Nigel Gault, chief U.S. economist for IHS Global Insight, noted that the February jobs report and much of the recent positive data don’t reflect the surge in gas prices. But he said the economy’s positive momentum “suggests the oil shock may dampen things a little bit but not derail the recovery.”

The unemployment rate has plunged nearly 1 percentage point in three months — it was 9.8% in November — for the biggest such drop since 1983. That is helping spread optimism about the recovery.

Atlas Machine and Supply Inc. in Louisville, Ky., has hired a dozen workers in the last year as factories have ramped up production.


“Things are improving, there’s no question about that,” said Rich Gimmel, president of the company, which produces machinery for steel mills and other manufacturers and has 200 employees. “We’ve seen an increase in demand.”

But Gimmel said that the rising prices of oil and other commodities pose a hurdle and that businesses need to see more positive economic signs before they start hiring at full speed.

Private-sector hiring drove February’s increase. The nation added 222,000 new private-sector jobs, with gains in manufacturing, construction and several service areas, including healthcare. The government workforce shrank by 30,000 in February, driven mostly by cuts by states and municipalities.

Friday’s report was a marked improvement over the 63,000 new jobs added in January.


Gault cautioned that February’s job numbers probably reflected some hiring that employers had delayed during January’s rough weather. In January and February, the economy added about 128,000 new jobs a month, a rate that isn’t yet enough to make a huge dent in unemployment, Gault said.

There’s still a long way to go. A broader measure of unemployment, which includes people working part-time because they couldn’t find full-time jobs and workers who have given up looking for jobs, stood at 15.9% in February. Still, that was down from 16.1% in January and 17% in November.

Anthony Chan, chief economist at J.P. Morgan Private Wealth Management in New York, said there was still a lot of room for improvement in the labor market. For example, he noted average hourly earnings were up just 1 cent last month to $22.87. Higher wages fuel consumer spending.

Such indicators show the job creation engine isn’t yet “hitting on all cylinders,” he said.


Investors also were troubled by the negligible rise in earnings. They worried that stagnant income levels in the face of rising gasoline prices could cause Americans to scale back their spending in other areas.
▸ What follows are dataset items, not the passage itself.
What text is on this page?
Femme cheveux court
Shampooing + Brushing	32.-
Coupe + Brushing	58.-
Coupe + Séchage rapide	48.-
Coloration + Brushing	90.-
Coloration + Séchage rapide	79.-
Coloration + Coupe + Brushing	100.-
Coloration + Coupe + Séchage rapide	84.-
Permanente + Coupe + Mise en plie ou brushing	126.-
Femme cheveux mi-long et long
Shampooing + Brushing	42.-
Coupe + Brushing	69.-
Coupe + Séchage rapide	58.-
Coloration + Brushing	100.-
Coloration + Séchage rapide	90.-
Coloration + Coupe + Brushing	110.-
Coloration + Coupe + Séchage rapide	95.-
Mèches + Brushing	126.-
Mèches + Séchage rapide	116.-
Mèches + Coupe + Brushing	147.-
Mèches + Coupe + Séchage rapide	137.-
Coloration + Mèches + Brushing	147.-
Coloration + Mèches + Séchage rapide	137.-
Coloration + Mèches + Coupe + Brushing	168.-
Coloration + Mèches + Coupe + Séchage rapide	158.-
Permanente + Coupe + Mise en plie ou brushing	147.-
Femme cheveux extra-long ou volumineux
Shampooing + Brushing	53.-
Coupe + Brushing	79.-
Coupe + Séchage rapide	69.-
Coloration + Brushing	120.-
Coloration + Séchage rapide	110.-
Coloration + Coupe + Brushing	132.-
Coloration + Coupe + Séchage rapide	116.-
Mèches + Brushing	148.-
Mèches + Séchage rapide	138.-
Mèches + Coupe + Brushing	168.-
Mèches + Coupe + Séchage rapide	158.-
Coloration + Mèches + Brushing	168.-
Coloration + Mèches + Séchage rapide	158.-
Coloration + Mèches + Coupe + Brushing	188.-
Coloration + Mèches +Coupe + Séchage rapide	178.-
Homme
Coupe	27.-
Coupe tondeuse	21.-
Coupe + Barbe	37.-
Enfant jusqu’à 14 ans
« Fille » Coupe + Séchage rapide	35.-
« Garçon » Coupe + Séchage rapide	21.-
“You’ve got several things all at once in the worry zone,” said Robert W. Bissell, president of Wells Capital Management in Los Angeles.
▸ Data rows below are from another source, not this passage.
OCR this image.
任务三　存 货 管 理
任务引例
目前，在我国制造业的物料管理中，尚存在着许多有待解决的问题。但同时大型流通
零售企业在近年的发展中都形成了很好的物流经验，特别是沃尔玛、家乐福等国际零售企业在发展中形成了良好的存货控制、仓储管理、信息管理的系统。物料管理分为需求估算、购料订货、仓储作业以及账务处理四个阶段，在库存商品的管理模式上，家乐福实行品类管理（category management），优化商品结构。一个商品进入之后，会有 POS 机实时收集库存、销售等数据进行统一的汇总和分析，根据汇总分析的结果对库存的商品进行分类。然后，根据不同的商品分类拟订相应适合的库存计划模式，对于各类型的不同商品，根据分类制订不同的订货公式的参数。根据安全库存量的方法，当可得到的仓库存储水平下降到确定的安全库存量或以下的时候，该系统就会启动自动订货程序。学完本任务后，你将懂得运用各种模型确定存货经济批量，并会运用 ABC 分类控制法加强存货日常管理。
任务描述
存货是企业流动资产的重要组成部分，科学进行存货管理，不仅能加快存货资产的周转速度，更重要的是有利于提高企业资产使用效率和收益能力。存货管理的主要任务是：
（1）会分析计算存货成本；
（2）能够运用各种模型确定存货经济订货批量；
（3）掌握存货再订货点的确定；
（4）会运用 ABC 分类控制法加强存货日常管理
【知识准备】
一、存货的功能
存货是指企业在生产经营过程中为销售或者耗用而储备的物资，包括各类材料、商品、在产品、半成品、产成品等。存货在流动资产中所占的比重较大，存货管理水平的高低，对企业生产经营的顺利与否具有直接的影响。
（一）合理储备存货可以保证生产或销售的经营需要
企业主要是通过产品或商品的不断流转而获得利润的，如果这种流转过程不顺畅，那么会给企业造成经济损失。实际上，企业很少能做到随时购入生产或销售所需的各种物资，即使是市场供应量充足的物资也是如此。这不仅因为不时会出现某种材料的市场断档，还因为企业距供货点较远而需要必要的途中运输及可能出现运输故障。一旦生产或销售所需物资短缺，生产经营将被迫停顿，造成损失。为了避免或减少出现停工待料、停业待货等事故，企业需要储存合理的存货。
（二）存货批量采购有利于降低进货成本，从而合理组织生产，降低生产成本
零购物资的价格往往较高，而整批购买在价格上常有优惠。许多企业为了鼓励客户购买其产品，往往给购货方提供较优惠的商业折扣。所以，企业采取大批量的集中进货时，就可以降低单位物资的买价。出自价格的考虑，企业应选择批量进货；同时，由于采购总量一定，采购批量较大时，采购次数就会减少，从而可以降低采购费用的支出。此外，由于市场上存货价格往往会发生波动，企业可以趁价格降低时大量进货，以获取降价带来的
Still, February’s job growth was the largest monthly increase since May, when the effects of the Obama administration’s massive stimulus package were at their peak and the government was hiring thousands of temporary census workers.
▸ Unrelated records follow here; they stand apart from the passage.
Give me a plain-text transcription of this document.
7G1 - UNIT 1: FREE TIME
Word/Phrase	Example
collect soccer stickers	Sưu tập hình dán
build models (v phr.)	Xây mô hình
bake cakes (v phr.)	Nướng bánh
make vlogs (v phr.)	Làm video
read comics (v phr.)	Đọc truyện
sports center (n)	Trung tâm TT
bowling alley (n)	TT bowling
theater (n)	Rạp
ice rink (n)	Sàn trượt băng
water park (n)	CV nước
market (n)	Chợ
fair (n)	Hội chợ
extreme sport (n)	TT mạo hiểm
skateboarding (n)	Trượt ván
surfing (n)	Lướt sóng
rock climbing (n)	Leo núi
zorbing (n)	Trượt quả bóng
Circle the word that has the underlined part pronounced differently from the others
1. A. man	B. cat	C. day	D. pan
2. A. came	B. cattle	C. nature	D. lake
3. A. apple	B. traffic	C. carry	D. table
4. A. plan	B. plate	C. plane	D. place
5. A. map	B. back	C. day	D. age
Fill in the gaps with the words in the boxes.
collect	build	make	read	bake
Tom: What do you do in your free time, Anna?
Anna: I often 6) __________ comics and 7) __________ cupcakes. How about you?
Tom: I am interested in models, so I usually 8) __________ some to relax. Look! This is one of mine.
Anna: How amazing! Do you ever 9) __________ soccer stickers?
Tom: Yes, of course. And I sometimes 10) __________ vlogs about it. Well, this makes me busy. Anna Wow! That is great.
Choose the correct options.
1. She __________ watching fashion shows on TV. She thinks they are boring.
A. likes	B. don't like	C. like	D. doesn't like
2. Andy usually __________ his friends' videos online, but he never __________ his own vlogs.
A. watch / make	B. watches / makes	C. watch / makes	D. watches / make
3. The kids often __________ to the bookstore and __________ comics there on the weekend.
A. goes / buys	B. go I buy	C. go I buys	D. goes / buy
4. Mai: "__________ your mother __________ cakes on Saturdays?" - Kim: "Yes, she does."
Improved job growth is good news for President Obama, who said Friday that the nation needed to “keep building on that momentum.” And the Obama administration used the news to warn against deep spending cuts being pushed by congressional Republicans.


Noting that there was still more economic work to be done, top White House economic advisor Austan Goolsbee said the administration would seek to “find ways to reduce spending, but not at the expense of derailing progress in the job market.”

Ben S. Bernanke, chairman of the Federal Reserve, told lawmakers this week that there was “increased evidence that a self-sustaining recovery in consumer and business spending may be taking hold.”

Initial claims for unemployment insurance fell last week to 368,000, the lowest level in nearly three years, the Labor Department reported. Large retailers reported sales were up 4.2% in February compared with the same month last year.

The Fed projects the economy will grow 3.5% to 4% this year.


Unrest in the Middle East looms as a potential problem for the recovery. A sustained rise in prices for oil and other commodities would threaten the recovery, Bernanke said.

But, Bernanke added, he did not expect the rise in oil prices caused by the Middle East turmoil to last.

Times staff writer Walter Hamilton contributed to this report.